Il “male” si trascina da oltre trent’anni. La prima sentenza di condanna dell’Ilva per lo spargimento di polveri minerali sulla città è del 1982. La emise un pretore di Taranto, Franco Sebastio, ora a capo della Procura ionica. Ma i 32 anni trascorsi da quella prima sentenza sino al sequestro degli impianti dell’area a caldo del Siderurgico, il 26 luglio scorso, sono costellati da pronunciamenti e disposizioni della magistratura che lanciano allarmi o puniscono i presunti responsabili dell’inquinamento di Taranto. La stessa inchiesta che ha portato al sequestro, senza facoltà d’uso, degli impianti e all’arresto di una parte dei vertici Ilva, indagine nata alla fine del 2009, riunisce tre procedimenti penali che si sono incrociati negli ultimi anni:quello sull’abbattimento di animali risultati contaminati dalla diossina, un altro contenente relazioni dell’Arpa e alcuni esposti, e infine un terzo basato sulle denunce di oltre un
centinaio di famiglie del rione Tamburi, a ridosso del Siderurgico, che lamentavano problemi di salute e il danneggiamento delle loro case per colpa delle polveri minerali che si depositavano su muri e balconi. Ma già in una sentenza del 19 gennaio 1998 la Corte di Cassazione scriveva che è stata raggiunta “la prova certa del nesso di causalità materiale tra le modalit. di svolgimento dell’attività produttiva e il fenomeno dello spolverio”, nonchè “del consapevole mancato apprestamento di misure effettivamente idonee ad evitare la situazione di pericolo per l’incolumità pubblica”. In quel pronunciamento l’Ilva era stata citata in giudizio dal titolare di una serra di fiori situata a 500 metri dal Siderurgico e danneggiata irrimediabilmente dalla quantità eccessiva di polveri minerali fuoriuscite dallo stabilimento siderurgico. Il 7 dicembre 2000, in una lettera inviata a governo, prefetto, Regione Puglia, presidente della Provincia e sindaco di Taranto, la Procura ionica lanci. un allarme indicando che dalle inchieste in corso emergeva “una grave situazione di inquinamento atmosferico” in città e nei territori limitrofi. La Procura sottolineò in quella lettera un drammatico paradosso: le polveri minerali rilevate nel quartiere Tamburi di Taranto “risultano maggiori di quelle rilevate all’interno di una zona industriale quale quella del parco materiali del
cementificio Cementir”; dunque, un quartiere cittadino risultava più inquinato di un grande sito industriale.

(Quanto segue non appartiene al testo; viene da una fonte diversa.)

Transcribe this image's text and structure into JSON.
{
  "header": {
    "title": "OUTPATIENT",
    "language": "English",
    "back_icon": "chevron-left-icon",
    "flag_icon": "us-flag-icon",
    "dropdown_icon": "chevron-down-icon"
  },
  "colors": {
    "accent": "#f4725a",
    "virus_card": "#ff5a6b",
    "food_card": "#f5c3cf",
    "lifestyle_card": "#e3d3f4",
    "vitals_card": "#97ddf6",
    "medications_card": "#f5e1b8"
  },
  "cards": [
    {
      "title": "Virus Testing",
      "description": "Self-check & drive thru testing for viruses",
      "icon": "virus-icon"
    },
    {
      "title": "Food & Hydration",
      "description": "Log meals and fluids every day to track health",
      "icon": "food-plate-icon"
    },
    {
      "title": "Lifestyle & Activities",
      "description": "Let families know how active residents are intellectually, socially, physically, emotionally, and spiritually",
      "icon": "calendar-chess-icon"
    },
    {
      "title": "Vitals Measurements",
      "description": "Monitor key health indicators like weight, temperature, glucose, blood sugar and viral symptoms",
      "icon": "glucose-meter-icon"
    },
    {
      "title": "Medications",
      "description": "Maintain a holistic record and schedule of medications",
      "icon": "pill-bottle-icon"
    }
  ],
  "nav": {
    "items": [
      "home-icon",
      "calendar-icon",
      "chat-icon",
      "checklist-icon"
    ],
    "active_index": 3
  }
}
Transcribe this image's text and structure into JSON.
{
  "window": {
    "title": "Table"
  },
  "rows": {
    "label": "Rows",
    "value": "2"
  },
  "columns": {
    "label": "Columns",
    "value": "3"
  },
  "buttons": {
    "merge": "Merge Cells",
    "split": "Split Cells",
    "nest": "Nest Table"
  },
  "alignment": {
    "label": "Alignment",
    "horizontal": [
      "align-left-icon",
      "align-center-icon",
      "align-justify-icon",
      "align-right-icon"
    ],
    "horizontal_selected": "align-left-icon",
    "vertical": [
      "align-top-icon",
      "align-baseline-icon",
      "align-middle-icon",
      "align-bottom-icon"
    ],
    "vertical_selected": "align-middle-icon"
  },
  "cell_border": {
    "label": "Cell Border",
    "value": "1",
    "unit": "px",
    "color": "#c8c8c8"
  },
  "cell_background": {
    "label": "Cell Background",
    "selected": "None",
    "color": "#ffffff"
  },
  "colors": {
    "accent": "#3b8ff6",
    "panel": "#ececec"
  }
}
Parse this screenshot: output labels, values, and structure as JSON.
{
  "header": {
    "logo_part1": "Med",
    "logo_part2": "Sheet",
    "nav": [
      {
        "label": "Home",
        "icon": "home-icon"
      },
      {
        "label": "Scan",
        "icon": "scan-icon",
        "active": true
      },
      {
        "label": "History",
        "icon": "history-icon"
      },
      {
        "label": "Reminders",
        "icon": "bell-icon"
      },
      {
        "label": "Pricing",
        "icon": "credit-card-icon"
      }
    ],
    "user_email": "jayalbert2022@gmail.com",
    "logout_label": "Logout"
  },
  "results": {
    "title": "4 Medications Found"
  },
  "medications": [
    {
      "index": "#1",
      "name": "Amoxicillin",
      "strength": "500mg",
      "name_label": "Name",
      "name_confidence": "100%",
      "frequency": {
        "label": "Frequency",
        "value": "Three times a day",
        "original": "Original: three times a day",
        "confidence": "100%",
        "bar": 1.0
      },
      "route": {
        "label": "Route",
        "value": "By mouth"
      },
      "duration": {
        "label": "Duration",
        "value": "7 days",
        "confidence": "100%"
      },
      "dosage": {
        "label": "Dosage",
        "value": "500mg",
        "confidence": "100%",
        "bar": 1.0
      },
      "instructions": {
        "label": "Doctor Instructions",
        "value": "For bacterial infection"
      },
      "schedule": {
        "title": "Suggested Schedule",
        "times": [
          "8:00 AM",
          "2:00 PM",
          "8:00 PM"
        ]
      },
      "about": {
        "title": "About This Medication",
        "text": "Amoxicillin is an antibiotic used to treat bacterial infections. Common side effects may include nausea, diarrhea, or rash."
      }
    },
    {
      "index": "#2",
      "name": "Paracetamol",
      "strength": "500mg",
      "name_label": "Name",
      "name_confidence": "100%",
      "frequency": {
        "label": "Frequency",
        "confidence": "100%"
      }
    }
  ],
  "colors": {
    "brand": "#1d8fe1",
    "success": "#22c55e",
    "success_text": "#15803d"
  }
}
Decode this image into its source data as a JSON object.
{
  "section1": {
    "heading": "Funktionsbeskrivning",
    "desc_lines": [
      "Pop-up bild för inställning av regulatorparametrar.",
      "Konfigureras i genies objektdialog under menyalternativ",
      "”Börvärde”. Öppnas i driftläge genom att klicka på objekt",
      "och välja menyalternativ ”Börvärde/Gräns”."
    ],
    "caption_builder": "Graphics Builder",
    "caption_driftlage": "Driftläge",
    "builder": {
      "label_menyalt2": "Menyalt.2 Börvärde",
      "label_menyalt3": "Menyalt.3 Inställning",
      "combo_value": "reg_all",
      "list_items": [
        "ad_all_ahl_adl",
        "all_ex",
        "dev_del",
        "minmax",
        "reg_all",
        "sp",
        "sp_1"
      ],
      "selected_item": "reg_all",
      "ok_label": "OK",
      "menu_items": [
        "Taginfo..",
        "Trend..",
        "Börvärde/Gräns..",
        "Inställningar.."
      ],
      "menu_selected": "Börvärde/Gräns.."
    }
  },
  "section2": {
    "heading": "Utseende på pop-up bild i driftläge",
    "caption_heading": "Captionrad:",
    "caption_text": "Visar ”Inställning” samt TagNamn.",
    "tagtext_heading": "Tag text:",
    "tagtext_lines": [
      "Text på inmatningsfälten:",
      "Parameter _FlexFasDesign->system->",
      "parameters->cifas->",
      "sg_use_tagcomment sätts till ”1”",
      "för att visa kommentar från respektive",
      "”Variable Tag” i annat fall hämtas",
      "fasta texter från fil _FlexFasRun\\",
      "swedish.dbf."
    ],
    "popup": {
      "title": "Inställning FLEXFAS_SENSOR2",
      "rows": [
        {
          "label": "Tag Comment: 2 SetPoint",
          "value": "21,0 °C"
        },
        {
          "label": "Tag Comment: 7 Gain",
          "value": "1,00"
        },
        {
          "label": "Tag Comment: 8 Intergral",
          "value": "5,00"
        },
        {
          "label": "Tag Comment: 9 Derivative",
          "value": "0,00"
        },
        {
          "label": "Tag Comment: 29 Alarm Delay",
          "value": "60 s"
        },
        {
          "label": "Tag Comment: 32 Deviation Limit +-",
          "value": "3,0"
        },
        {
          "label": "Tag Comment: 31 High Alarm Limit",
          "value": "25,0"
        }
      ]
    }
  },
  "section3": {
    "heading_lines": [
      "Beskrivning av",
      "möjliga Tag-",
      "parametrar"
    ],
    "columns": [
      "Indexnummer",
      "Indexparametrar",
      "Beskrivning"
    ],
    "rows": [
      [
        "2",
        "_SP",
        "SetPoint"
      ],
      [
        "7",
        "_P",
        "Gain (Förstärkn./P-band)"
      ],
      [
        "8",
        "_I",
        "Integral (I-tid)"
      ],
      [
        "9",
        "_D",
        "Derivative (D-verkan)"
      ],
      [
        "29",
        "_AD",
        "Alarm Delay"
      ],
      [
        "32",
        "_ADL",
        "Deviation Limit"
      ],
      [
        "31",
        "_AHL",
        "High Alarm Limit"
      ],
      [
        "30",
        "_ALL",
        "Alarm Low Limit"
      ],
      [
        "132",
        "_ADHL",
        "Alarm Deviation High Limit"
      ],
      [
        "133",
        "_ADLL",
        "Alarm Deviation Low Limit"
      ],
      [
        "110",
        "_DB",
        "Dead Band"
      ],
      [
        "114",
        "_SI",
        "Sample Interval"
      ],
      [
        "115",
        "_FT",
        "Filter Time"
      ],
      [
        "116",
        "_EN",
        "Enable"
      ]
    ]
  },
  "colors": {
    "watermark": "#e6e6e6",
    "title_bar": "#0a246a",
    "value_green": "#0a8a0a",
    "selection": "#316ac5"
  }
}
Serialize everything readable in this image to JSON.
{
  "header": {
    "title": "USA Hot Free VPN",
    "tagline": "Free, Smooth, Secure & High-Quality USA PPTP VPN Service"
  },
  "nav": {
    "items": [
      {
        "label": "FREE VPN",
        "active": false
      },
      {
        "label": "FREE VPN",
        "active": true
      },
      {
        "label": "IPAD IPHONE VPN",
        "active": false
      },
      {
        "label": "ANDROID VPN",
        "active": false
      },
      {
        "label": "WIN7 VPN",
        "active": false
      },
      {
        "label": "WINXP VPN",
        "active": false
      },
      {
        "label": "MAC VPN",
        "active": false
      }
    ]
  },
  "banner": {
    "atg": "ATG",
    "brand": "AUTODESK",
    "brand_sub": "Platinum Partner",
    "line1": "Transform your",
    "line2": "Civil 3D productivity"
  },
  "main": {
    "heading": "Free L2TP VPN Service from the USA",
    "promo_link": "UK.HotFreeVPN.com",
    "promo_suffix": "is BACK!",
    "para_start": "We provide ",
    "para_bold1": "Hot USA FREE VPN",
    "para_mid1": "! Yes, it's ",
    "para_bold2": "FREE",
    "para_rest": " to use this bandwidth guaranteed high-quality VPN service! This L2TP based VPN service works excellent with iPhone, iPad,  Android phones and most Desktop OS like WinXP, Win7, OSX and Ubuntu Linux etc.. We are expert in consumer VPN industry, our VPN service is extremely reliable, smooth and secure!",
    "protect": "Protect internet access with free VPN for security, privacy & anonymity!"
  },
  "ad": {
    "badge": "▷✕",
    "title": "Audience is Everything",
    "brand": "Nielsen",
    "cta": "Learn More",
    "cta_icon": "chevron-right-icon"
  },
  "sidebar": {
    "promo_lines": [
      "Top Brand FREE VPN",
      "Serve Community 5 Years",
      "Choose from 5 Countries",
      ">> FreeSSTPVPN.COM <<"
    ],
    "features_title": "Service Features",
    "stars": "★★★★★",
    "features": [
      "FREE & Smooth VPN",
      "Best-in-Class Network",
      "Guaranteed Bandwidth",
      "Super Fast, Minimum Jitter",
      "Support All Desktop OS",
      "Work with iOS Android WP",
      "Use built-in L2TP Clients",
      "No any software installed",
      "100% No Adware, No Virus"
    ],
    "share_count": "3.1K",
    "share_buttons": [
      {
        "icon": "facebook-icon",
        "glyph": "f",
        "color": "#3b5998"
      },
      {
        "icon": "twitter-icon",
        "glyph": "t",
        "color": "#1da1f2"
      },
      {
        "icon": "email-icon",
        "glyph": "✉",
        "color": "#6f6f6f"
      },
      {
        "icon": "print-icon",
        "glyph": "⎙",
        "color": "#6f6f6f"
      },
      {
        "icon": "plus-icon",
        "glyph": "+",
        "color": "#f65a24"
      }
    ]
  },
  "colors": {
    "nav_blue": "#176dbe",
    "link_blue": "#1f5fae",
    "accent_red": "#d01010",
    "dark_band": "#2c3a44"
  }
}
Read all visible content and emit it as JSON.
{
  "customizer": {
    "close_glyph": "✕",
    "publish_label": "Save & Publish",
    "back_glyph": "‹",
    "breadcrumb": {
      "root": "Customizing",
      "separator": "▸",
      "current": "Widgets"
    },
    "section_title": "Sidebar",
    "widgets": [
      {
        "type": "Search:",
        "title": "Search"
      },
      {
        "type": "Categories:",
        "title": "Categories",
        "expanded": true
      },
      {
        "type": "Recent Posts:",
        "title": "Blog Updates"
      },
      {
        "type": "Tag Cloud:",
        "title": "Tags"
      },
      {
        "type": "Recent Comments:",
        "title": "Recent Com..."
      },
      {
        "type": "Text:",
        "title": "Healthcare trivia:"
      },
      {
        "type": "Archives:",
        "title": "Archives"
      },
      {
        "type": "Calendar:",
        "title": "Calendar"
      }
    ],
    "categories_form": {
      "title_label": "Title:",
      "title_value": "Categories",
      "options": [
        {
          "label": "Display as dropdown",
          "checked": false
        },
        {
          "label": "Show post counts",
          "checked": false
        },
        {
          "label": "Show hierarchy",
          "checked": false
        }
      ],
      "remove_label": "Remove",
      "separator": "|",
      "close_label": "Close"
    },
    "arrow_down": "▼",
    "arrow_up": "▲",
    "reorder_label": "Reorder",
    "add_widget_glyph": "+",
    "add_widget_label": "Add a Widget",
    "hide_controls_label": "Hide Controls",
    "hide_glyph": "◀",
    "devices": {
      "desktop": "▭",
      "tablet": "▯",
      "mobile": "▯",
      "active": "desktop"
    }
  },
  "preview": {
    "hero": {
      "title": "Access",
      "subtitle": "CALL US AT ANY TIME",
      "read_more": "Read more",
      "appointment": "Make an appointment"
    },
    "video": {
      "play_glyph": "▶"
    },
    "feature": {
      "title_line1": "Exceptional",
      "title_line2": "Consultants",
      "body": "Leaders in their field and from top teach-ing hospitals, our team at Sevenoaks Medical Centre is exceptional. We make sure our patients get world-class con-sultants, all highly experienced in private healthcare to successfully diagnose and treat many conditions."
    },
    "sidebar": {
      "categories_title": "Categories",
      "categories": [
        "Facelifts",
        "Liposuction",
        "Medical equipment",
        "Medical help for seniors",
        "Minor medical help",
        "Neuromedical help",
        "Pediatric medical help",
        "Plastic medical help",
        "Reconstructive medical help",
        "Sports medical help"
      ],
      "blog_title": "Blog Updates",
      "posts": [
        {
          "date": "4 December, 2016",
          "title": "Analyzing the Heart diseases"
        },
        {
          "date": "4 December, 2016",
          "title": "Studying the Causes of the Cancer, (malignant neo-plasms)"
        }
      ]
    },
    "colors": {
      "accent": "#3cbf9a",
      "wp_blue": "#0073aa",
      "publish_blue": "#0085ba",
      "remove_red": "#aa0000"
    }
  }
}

Nella lettera si aggiungeva che “l’esigenza di tutelare posti di lavoro in una terra che vive ancora drammaticamente fenomeni di sottoccupazione e disoccupazione è ben nota a chi scrive che se
ne fa anche carico”, ma si ricordava anche ai destinatari che “la tutela dei posti di lavoro non può prescindere dal rispetto della salute degli operai e degli abitanti della città di Taranto e dei comuni limitrofi e dell’ambiente”. E nel 2007 l’allora giudice monocratico del tribunale, Martino Rosati, condannò, tra gli altri, Emilio Riva a tre anni di reclusione e l’ex direttore dello stabilimento di Taranto Luigi Capogrosso a due anni e otto mesi, per aver omesso di
adottare le misure idonee ad evitare che le batterie delle cokerie, ormai obsolete, disperdessero nei luoghi di lavoro e nelle aree circostanti fumi, gas, vapori e polveri di lavorazione in modo da “prevenire la possibilità di disastri, infortuni e malattie conseguenziali”. Le batterie 3-4-5-6 delle cokerie erano state sequestrate nel 2001 su disposizione della magistratura, alcune di queste vennero completamente ricostruite. Ma il primo allarme era stato lanciato nel 1996, un anno dopo l’avvento del gruppo Riva al Siderurgico: il dipartimento di prevenzione della Asl Ta/1 scriveva, dopo un’ispezione nelle cokerie, che c’era “rilevante presenza di idrocarburi policiclici aromatici, sostanze cancerogene derivanti dai processi di distillazione del carbon fossile”. All’epoca, precisava la Asl, erano 629 i lavoratori, tra dipendenti Ilva e delle ditte d’appalto, ad essere “particolarmente esposti” e quindi a rischiare di contrarre malattie gravi.